India, ritorno amaro per i marò

Nessuno ne dubitava. È comunque con grande amarezza che i nostri due marò Salvatore Girone e Massimiliano Latorre si apprestano a partire, nel pomeriggio, per la loro prigione in India, a Kochi, dove arriveranno presumibilmente domani. Sì perché il massimo riserbo continua a caratterizzare la loro “licenza” italiana e le notizie arrivano per strade indirette.

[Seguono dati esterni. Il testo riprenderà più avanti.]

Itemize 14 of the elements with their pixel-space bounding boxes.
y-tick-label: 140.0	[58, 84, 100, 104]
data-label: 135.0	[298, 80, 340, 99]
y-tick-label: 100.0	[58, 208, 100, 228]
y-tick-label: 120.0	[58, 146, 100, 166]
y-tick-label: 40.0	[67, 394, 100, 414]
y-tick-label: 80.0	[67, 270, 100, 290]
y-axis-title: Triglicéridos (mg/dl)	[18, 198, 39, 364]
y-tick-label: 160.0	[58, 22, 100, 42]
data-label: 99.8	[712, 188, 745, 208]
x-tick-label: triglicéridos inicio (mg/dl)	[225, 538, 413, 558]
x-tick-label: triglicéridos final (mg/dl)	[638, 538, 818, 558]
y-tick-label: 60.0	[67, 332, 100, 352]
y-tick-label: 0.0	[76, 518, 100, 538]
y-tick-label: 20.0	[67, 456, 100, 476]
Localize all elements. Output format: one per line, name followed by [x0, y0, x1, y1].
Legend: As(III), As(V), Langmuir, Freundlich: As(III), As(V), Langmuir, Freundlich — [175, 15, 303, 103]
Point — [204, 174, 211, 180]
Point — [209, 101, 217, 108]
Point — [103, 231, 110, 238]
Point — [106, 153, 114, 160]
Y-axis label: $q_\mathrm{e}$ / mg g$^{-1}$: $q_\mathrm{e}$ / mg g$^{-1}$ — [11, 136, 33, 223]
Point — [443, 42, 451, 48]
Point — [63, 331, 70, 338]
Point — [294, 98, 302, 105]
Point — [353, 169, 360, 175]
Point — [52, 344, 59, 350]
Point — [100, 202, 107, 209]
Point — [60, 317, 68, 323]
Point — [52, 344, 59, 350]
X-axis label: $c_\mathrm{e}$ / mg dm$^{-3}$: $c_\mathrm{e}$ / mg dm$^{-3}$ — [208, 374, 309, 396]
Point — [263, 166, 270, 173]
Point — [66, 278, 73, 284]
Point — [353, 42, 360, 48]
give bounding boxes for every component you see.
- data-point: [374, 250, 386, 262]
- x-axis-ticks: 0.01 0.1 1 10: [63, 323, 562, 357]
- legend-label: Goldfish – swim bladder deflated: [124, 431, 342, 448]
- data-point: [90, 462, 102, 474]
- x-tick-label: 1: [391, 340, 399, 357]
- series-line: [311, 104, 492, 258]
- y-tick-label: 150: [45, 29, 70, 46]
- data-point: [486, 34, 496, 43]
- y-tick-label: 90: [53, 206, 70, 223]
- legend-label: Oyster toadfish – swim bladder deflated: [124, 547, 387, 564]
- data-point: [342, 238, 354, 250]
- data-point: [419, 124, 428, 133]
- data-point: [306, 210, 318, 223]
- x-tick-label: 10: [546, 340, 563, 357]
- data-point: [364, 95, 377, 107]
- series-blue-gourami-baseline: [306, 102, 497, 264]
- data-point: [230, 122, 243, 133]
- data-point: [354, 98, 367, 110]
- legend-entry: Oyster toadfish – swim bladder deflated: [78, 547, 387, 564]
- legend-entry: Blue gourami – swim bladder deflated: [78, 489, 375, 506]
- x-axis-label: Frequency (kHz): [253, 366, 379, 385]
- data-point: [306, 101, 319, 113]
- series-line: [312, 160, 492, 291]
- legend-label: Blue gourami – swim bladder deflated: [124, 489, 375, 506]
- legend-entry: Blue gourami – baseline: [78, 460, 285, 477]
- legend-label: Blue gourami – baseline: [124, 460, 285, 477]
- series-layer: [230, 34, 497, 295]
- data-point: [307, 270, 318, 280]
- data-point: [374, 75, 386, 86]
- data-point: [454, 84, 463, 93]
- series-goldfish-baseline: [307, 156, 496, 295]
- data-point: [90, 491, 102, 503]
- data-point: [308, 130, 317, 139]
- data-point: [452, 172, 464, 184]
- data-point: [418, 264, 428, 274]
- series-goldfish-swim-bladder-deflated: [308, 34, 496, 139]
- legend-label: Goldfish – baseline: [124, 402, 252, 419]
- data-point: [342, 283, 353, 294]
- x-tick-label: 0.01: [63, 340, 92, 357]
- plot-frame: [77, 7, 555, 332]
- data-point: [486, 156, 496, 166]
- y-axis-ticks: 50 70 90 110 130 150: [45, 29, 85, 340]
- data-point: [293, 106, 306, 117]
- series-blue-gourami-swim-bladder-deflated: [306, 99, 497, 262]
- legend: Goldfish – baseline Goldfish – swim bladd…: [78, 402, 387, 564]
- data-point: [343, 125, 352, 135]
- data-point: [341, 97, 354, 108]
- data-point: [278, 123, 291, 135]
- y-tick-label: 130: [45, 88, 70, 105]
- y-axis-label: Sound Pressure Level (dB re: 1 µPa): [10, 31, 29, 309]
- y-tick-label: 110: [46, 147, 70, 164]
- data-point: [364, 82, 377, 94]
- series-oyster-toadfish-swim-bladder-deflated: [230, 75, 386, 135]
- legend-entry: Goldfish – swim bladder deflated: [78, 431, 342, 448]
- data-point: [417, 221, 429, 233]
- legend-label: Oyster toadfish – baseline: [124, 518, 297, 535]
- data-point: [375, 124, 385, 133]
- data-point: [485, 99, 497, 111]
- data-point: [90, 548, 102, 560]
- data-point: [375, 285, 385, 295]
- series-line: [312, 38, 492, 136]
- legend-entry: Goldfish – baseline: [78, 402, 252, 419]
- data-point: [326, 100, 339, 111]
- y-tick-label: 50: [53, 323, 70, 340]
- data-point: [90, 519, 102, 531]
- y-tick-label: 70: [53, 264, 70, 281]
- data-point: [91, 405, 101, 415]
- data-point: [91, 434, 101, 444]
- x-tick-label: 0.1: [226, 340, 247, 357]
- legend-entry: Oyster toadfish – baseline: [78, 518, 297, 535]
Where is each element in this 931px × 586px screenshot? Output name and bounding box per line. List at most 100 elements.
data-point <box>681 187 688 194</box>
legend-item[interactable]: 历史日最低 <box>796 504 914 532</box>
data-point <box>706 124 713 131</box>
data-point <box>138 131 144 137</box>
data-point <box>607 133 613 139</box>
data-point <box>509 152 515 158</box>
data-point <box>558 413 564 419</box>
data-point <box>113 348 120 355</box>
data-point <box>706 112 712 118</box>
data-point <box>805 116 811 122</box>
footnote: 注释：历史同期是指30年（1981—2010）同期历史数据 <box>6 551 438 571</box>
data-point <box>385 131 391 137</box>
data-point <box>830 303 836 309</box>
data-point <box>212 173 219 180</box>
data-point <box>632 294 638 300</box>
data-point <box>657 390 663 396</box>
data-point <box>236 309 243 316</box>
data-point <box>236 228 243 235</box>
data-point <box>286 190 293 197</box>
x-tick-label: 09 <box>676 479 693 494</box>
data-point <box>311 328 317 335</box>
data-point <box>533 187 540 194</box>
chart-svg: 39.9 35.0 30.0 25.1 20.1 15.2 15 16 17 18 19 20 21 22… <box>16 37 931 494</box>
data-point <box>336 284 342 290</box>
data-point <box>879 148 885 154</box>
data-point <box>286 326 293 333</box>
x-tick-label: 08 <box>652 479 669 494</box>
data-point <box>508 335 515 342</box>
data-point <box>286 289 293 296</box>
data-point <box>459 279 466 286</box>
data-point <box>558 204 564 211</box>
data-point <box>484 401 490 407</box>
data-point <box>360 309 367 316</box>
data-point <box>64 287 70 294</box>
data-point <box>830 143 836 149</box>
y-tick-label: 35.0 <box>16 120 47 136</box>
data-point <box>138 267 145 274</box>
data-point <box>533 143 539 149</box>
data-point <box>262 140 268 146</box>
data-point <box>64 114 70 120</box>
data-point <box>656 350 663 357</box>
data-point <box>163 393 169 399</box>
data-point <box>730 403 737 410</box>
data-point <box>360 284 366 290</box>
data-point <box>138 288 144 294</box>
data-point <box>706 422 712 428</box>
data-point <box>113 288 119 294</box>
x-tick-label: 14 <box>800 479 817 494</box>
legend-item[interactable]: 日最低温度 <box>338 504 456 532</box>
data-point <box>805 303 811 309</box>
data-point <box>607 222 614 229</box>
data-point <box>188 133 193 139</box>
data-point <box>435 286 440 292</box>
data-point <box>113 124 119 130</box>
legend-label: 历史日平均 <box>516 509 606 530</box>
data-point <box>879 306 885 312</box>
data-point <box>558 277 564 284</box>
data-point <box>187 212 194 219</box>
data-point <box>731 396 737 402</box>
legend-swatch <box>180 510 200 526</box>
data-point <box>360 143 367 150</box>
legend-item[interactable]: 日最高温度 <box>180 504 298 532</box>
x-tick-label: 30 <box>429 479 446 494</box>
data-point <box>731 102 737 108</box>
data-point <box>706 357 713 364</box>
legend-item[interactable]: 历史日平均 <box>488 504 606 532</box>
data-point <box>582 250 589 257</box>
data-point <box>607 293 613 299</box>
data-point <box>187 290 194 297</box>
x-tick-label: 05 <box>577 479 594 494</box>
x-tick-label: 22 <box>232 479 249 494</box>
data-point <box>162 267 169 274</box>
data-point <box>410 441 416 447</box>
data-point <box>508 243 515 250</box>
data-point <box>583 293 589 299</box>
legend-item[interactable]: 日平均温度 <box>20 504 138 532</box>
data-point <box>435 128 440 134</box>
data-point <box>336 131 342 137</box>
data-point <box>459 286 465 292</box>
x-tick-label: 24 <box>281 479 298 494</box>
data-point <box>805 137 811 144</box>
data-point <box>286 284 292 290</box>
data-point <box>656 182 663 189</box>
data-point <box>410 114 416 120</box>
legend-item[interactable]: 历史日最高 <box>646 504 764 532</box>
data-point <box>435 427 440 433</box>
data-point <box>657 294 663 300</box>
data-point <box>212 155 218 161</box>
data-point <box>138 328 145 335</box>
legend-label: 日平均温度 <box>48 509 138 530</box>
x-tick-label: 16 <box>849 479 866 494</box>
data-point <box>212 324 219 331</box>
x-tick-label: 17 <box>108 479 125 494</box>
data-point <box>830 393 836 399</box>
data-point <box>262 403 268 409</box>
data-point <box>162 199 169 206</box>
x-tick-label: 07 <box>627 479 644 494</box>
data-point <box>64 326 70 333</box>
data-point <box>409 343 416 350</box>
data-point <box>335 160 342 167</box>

Le loro famiglie comunque hanno fatto sapere che la parola è parola e che quindi il ritorno non è in discussione da parte di nessuno. A quanto si apprende, i due fucilieri di Marina, incarcerati in India nel febbraio dell’anno scorso perché accusati di aver ucciso due pescatori indiani scambiati per pirati (circostanza anche questa tutt’altro che chiara), hanno trascorso le vacanze natalizie con le rispettive famiglie in un clima sereno anche se non privo di molta preoccupazione per il futuro. Oggi i due appartenenti al “San Marco” incontreranno a Roma il ministro della Difesa ammiraglio Giampaolo Di Paola. Li accompagnerà il loro comandante ammiraglio Luigi Binelli Mantelli, capo di Stato maggiore della Marina militare. I due si sono anche presentati alla procura di Roma, che ha aperto un’inchiesta sulla vicenda, per rispondere ad alcune domande.  Nelle ore passate ci sono state voci discordanti sull’opportunità del rientro in India dei marò, come quella del capogruppo in commissione Esteri della Camera Enrico Pianetta, che ha auspicato che la magistratura italiana trattenga Girone e Latorre in Italia per esservi giudicati, ma il suo appello per ora sembra inascoltato. Insomma, salvo colpi di scena inaspettati oggi pomeriggio i marò partiranno dall’aeroporto militare di Ciampino per arrivare a Kochi domani mattina, dopo uno scalo negli Emirati arabi uniti. La prossima mossa è ora alla Alta corte indiana, che ieri ha ripreso i lavori, ma che non ha ancora messo a ruolo l’esame del caso dei marò, relativo alla competenza giurisdizionale della vicenda. Intanto, il 15 gennaio, Girone e Latorre saranno davanti al tribunale ordinario indiano per rispondere dell’accusa di omicidio volontario. Nel frattempo si aspetta la sentenza dell’alta corte, ma anche su questo non c’è nessuna certezza sul quando arriverà: chi dice a ore, che dice a fine mese. Il “metodo indiano” continua.